I can concatenate all of the offer columns together and then run a count distinct statement on the result, but this doesn't account for customers who have the same unique combination of offers but ordered differently (like customers 111 & 222 in the example above).

Does anyone know how to solve this problem please?

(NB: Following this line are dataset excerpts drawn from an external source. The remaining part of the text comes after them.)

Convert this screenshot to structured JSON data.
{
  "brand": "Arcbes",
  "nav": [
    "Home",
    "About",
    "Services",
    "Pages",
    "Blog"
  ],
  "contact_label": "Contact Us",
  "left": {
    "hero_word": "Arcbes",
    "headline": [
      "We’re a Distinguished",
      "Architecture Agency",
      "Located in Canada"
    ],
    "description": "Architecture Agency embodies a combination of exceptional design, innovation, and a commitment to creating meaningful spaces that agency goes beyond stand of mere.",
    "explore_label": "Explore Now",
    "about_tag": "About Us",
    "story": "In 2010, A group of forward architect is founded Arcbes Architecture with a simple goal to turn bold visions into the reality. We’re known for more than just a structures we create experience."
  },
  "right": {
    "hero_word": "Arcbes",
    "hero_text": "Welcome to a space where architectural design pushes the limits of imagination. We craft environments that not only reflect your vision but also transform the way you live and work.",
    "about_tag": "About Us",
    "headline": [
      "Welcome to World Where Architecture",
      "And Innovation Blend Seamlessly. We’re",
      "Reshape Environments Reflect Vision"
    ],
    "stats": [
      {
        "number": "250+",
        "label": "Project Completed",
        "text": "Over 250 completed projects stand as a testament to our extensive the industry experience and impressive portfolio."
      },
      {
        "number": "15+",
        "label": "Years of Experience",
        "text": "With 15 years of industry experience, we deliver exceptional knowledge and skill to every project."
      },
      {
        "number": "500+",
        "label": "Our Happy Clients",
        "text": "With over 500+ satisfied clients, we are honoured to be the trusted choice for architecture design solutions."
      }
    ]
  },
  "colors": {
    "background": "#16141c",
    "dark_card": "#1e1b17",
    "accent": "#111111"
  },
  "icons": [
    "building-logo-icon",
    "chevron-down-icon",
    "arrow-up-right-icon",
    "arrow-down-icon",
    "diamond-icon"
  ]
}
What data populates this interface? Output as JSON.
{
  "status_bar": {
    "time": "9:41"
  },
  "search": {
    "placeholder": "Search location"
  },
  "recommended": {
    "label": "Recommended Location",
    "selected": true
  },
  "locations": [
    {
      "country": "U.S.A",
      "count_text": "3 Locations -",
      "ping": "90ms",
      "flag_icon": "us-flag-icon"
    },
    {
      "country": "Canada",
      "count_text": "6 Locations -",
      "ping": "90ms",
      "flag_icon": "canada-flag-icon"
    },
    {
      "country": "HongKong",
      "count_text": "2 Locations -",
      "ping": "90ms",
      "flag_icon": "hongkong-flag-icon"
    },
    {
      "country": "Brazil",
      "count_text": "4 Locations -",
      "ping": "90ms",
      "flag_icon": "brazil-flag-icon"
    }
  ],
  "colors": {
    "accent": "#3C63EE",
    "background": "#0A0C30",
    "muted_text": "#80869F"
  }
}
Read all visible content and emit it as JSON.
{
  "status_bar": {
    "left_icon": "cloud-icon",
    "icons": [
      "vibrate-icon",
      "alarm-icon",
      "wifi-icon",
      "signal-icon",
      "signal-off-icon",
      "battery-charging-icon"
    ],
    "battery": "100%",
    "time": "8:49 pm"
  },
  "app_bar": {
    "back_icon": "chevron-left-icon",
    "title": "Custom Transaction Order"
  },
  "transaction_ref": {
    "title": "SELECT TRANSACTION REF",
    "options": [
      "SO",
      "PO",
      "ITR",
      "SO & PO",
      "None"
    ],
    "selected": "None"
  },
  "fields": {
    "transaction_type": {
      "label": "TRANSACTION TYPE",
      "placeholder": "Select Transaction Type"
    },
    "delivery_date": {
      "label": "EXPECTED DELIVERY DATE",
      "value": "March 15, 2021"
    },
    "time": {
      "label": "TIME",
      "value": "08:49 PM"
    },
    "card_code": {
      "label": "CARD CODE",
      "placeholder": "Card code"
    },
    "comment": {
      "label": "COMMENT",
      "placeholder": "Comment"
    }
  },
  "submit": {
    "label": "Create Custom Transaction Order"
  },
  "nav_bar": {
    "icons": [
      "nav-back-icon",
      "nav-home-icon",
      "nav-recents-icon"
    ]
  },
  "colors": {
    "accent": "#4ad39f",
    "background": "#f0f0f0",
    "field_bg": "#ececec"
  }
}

CodePudding user response：

One way to do it would be to union all the offers into one column, then use select distinct listagg... to get the combinations of offers. Try this:

with u as
(select Customer_ID, Offer_1 as Offer from table_name union all
 select Customer_ID, Offer_2 as Offer from table_name union all
 select Customer_ID, Offer_3 as Offer from table_name)
select distinct listagg(Offer, ',') within group(order by Offer) from u
group by Customer_ID

Fiddle

CodePudding user response：

Assuming the character / doesn't show up in any of the offer names, you can do:

select count(distinct offer_combo) as distinct_offers
from (
  select listagg(offer, '/') within group (order by offer) as offer_combo
  from (
    select customer_id, offer_1 as offer from t
    union all select customer_id, offer_2 from t
    union all select customer_id, offer_3 from t
  ) x
  group by customer_id
) y

Result:

DISTINCT_OFFERS
---------------
2

See running example at db<>fiddle.

CodePudding user response：

The solution without UNION ALLs. It should have better performance.

/*
WITH MYTAB (Customer_ID, Offer_1, Offer_2, Offer_3) AS
(
VALUES
  (111, 'A01', '001', 'B01')
, (222, 'A01', 'B01', '001')
, (333, 'A02', '001', 'B01')
)
*/
SELECT COUNT (DISTINCT LIST)
FROM
(
SELECT LISTAGG (V.Offer, '|') WITHIN GROUP (ORDER BY V.Offer) LIST 
FROM MYTAB T
CROSS JOIN TABLE (VALUES T.Offer_1, T.Offer_2, T.Offer_3) V (Offer)
GROUP BY T.CUSTOMER_ID
)